Other than that, the three-hour Emmy presentation was not only awful, but gratingly so. Poorly conceived, badly executed, a failure by every possible aesthetic and (I’d argue) commercial standard.
It’s hard to know where to begin. Probably at the beginning, with Oprah Winfrey’s alarmingly self-adoring intro. All due respect to Oprah, who after all invented movable type, representational democracy and lollipops. But when she compliments herself (not inaccurately, either) for being a one-person sustainer of American literacy, it would be nice if she didn’t hold for her applause until the audience actually begins applauding.
Still, Oprah’s need for affirmation barely registered when measured against the endless, and endlessly unamusing, shtick by the five co-emcees, all of them nominees in the night’s reality show host category.
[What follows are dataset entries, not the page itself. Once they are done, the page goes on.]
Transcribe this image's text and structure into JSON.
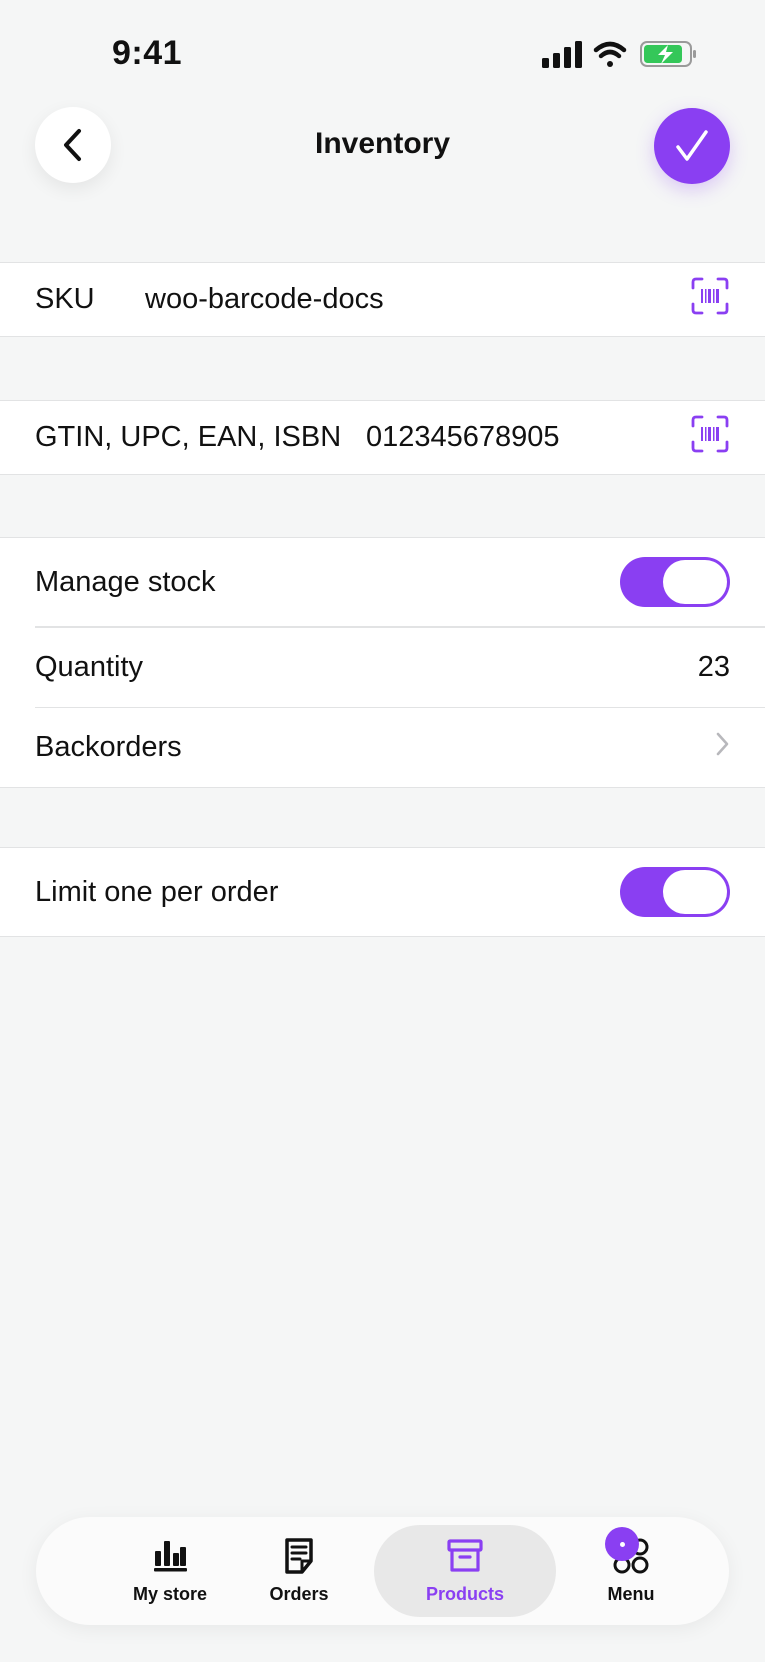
{
  "status_bar": {
    "time": "9:41"
  },
  "header": {
    "title": "Inventory"
  },
  "sku": {
    "label": "SKU",
    "value": "woo-barcode-docs"
  },
  "gtin": {
    "label": "GTIN, UPC, EAN, ISBN",
    "value": "012345678905"
  },
  "stock": {
    "manage_label": "Manage stock",
    "manage_enabled": true,
    "quantity_label": "Quantity",
    "quantity_value": "23",
    "backorders_label": "Backorders"
  },
  "limit": {
    "label": "Limit one per order",
    "enabled": true
  },
  "tabs": [
    {
      "label": "My store",
      "icon": "bar-chart-icon"
    },
    {
      "label": "Orders",
      "icon": "orders-icon"
    },
    {
      "label": "Products",
      "icon": "products-box-icon",
      "active": true
    },
    {
      "label": "Menu",
      "icon": "menu-grid-icon"
    }
  ],
  "colors": {
    "accent": "#8a3ff2",
    "background": "#f5f6f6",
    "battery": "#34c759"
  }
}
And the NY Times has this bit:

Oddly, there were not many jokes about Governor Palin. Ryan Seacrest, one of the M.C.’s, who also interviewed Ms. Fey for the red-carpet ceremony on E!, didn’t even mention the actress’s recent impersonation of the Alaska governor on “Saturday Night Live.” At the end, Ms. Fey thanked Mr. Seacrest for not mentioning Ms. Palin. “I was told not to,” he replied flatly.
It could be that Hollywood stars are afraid to further inflame the right by being snooty about their gun-toting heroines. Or they worry about their own glass houses. It seems that qualifications aren’t a big deal in show business, either: even Lauren Conrad, a cast member of the reality show “The Hills,” was a presenter.

Laura Linney, however, had the lefty line of the night:

“I just have the most tremendous respect for anyone who serves their community,” Linney said. “Our founding fathers were community organizers. And that is fact to me. And I feel that has been disparaged.”